Beaucoup de promesses sur les scènes

Quelques grands noms du panthéon théâtral et de nombreux trentenaires au talent cru : voilà de quoi remplir la deuxième moitié de saison qui, espérons-le, sera plus nourrissante que la première.


Étrange début de saison où les seules vraies émotions ont émané du solo de Vincent Dedienne, de deux des trois Fugues par le Ballet de l'Opéra, de la petite forme Udo de La Cordonnerie, du best of des Subs ou de La Cuisine d'Elvis à la Comédie de Saint-Étienne ; justement, son directeur Arnaud Meunier viendra bientôt avec son spectacle pour enfants Truckstop au TNG puis Je crois en un seul Dieu aux Célestins, où il retrouvera Stefano Massini après Chapitres de la chute.

La Meute est de retour

L'attaque en trombe de 2017, confiée à La Meute, devrait faire mentir cet automne morose : avec La Famille royale dès le 4 janvier au Toboggan (dont la directrice Sandrine Mini est poussée vers la sortie par sa municipalité) déjà, et dans la foulée aux Célestins qui ont l'intelligence de leur faire de nouveau confiance.
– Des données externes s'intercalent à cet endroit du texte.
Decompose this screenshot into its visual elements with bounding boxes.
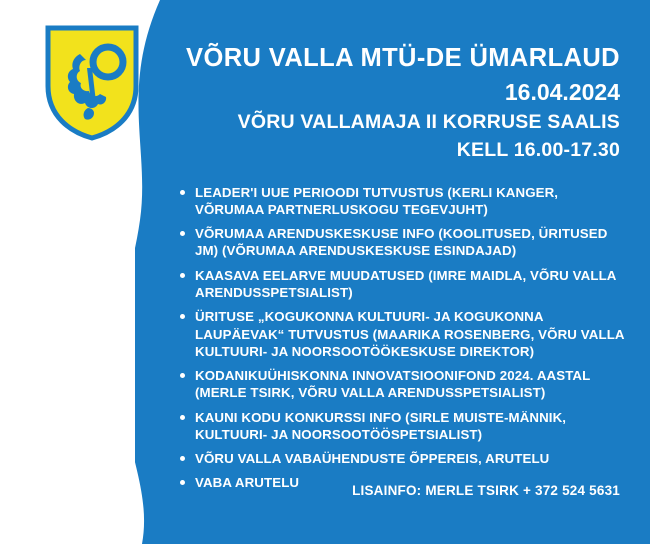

Après Belgrade, la jeune troupe adapte le roman sulfureux et vigoureusement moderne de William T. Vollmann.

C'est ce même théâtre municipal qui affiche Louise Vignaud, tout récemment nommée directrice des Clochards Célestes (avec Tailleur pour dame), les déjà beaucoup-vus-mais-jamais-à-Lyon Réparer les vivants (forcément mieux que le film insipide), Nobody et les internationaux Simon Stone (Rocco et ses frères) et Ivo Van Hove, avec Vu du pont.

Moriarty, Balasko & co.

Autre lieu phare de cette suite de saison : la Croix-Rousse qui accueille le très rock Vanishing point de Marc Lainé et Moriarty, les québécois du NoShow qui intègrent le smartphone à la scène, le Werther déglingué du très rare par ici Nicolas Stemann et la première incursion de Josiane Balasko sur le terrain du drame dans La Femme rompue de Simone de Beauvoir et qui, à en croire les échos des Bouffes du Nord, a réussi sa mission.

Le TNG attaque lui aussi en fanfare avec ce bijou de théâtre immersif de vingt ans d'âge, Buchettino (lire en page 15), soit un appel à entrer dans un dortoir pour écouter une histoire, avant de se pencher sur les récits d'aujourd'hui avec le délicat Ce qui nous regarde et la question du voile par Myriam Marzouki ou la création de Joris Mathieu, Artefact qu interroge notre rapport aux objets.

De la violence des riches

Autres petites perles à dégotter ça et là : Place des héros au TNP avec une troupe lituanienne emmenée par le maître polonais Krystian Lupa qui revient, grâce au texte de Thomas Bernhard, sur ce jour de 1938 où Hitler fut acclamé après l'Anschluss. Les artistes se souviennent autant qu'ils imprègnent leur travail de ce qui fait la cruauté de notre époque, qui pourrait bien s'assombrir en quatre week-ends électoraux. Alors, sans tomber dans le "théâtre qui dénonce", les Pinçon-Charlot sont conviés au Théâtre de l'Élysée avec la farce La Violence des riches via Guillaume Bailliart (qui, par ailleurs, présente son épopée de Merlin), et Ferdinand Brückner est rappelé pour une Maladie de la jeunesse prometteuse à la Renaissance.

Aux Nuits de Fourvière, Les Chiens de Navarre

Gwenaël Morin achèvera son mandat avec les classiques, avec Andromaque pour commencer, et Les Chiens de Navarre, pertinents quand ils ne se caricaturent pas, signeront leur prochaine création aux Nuits de Fourvière sur la scène de l'Odéon. Enfin, puisque la Métropole n'est pas tout, le théâtre de Villefranche nous offre le seul passage de Thomas Ostermeier dans nos contrées pour sa dernière création en date, la deuxième en langue française, avec sa somptueuse Mouette secouée par la Syrie et Bowie, lui qui règne sur Berlin et la Schaubühne à quelques encablures à peine de cette église du souvenir visée par les terroristes la veille de Noël. Sur toutes ces terres souillées, pousse encore un théâtre d'une vitalité nécessaire et galvanisante. C'est heureux.